We traveled all the way to Browns bridge.  Then we noticed a very threatening cloud with lightening.

On the way back we found to our horror two inches of water in the cabin. De-Javu all over again to coin an oft used phrase.  Here is what we found when we removed the centerboard trunk case.
"Strong stream," says I, "must be a young one:)
Well, there you have it.  Too much water pressure for the RTV silicone.  I believe 3m 5200 will do the job.
We were just pulling onto the trailer when the squall hit.  30 knot winds and driving rain.  Glad I took heed and headed back when I did.

Sunday, July 15, 2012

We're ready to put up the new shelter..except; we are missing one tube.  It's supposed to be here in 3-5 days.  Next weekend we hope to finish the shelter project.

We finished the final painting of the mast which was damaged by the clamp. Thank goodness the masts are finally done!

I wired in the new 80 amp breaker. Now we have full power to all devices.

The bilge pump is completely shorted out.  It will be replaced on the way to the lake.  We plan on doing the sea trials tomorrow.

Monday, July 9, 2012

We Near Finish on Belle's Mast Project

You should have seen us fretting over the manual riveter.  One-half a day was wasted as we stumble trough one tenth of our riveting job.  At the last minute we checked the Northern Tool catalog and rushed up to the store 10 minutes shy of closing.  We knew our luck was changing when the clerk offered, "we have that."
We polished off the rest of the job in less than an hour.

We used two tubes of 3M 5200 to bed the mast track.  We are very pleased with the job so far.  A small amount of re-caulking the margins will be necessary.
We are continuing to prepare for the shelter installation.  Today we bought a post driver. Wow is this a fine piece of equipment.  We looked on the web all over the US completely unable to find a 4 inch driver.  On a hunch we check our favorite hardware store (Handy ACE).  Sure enough, there it was.

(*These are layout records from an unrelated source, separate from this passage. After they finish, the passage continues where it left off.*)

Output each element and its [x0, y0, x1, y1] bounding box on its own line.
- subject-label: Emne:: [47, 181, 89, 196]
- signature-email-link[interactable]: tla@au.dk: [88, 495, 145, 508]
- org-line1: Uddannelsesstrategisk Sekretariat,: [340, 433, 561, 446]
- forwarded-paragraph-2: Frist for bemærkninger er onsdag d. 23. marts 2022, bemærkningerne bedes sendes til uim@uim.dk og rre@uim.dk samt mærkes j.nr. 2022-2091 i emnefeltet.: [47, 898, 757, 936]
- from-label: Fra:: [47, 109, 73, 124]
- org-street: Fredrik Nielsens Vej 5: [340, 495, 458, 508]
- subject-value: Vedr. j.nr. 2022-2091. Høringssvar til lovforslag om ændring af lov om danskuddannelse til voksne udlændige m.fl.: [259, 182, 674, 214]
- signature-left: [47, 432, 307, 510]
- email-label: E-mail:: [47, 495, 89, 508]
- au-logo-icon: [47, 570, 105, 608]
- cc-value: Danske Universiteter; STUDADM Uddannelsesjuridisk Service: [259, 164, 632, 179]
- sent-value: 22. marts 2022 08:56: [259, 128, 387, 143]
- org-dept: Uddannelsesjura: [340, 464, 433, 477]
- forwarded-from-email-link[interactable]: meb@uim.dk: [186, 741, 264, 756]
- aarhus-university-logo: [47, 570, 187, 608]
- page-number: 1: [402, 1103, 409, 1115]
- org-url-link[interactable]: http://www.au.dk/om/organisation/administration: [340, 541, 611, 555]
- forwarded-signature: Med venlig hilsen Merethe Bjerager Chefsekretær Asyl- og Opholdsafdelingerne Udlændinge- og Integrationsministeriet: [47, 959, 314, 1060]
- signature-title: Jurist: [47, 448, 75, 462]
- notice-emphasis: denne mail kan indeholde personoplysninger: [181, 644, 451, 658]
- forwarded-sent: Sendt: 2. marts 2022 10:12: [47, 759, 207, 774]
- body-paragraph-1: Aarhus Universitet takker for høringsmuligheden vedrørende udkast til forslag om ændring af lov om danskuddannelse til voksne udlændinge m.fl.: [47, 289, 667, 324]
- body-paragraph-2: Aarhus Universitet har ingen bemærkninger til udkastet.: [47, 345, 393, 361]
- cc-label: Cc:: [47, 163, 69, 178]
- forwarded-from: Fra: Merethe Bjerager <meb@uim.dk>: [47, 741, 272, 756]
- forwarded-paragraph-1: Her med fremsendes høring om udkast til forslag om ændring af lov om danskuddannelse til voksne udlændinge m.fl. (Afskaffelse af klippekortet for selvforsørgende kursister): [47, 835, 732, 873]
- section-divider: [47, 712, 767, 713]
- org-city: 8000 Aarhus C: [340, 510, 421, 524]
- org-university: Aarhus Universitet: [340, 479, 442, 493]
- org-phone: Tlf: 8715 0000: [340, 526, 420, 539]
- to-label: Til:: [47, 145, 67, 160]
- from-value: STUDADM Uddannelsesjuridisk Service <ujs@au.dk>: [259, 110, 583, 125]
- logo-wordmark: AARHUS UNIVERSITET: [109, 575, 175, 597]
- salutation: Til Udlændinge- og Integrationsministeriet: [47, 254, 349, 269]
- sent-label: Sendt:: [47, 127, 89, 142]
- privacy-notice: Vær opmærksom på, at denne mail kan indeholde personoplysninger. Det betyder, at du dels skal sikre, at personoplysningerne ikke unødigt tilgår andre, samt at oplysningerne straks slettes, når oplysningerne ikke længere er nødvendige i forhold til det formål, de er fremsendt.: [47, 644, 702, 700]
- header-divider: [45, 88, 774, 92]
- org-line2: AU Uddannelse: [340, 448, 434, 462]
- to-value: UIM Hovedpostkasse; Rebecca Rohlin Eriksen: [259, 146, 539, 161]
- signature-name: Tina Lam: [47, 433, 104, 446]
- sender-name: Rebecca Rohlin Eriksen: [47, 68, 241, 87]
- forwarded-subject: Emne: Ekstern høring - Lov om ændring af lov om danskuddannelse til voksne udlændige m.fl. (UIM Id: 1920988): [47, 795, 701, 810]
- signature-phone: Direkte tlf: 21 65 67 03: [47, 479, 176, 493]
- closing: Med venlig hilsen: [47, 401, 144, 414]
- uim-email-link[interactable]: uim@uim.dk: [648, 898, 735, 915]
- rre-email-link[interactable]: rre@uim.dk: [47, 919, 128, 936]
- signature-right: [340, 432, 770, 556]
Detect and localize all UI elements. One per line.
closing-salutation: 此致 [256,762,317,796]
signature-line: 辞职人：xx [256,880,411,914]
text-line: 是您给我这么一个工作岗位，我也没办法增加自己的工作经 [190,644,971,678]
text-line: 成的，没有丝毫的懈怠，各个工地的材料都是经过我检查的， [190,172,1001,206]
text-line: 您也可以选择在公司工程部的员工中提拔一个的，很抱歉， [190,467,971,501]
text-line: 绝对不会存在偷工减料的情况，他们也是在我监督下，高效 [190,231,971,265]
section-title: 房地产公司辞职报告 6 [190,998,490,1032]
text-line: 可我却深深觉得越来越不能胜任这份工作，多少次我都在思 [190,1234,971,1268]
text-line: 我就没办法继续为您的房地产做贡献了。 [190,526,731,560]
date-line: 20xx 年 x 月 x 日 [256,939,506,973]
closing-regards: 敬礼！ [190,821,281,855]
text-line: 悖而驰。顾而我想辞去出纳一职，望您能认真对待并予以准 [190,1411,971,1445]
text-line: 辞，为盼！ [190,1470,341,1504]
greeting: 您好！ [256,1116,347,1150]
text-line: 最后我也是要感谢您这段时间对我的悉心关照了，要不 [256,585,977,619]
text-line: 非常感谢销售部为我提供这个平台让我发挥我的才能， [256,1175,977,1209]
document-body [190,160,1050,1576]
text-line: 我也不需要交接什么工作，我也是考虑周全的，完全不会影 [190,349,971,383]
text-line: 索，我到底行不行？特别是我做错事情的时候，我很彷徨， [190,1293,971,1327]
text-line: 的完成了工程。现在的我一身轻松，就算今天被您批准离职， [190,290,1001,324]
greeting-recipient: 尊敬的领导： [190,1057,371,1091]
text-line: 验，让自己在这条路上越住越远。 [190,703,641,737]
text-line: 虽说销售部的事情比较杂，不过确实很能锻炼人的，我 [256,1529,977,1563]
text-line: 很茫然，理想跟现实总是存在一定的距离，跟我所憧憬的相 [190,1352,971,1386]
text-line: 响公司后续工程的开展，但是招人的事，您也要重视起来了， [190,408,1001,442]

Karen spent the last two days digging holes.  After digging a shallow depression she repeatedly soaked the hole.  After many hours of hard work, She finished twelve holes 12 inches deep.  We plan to drive 2X4's along the line and bury 4x4 corner posts. All will be poured with concrete and sawed off to level.  The final step will be to screw 2X6 planks to the posts which will serve as the level base for us to connect the uprights for the shelter.

Monday, July 2, 2012

A New Boat for the fleet

I got this one from Bill Moffitt, an inveterate builder of Jim Mchalak's boat designs.  This one is a Mike's Boat named Ember's Watch.  Bill is moving on to a new boat, D'Arcy Brin, a cabin boat of about the same length.  I have discussed this before on this blog.

We built a kind of strong back to place her on for her much needed rehabilitation.  Now we have four boats to finish.  This should keep us out of trouble for the next few years. Mike's Boat is a great fast and shallow beach cruiser. She should nicely fill the niche of the SeaPearl 21 which we miss.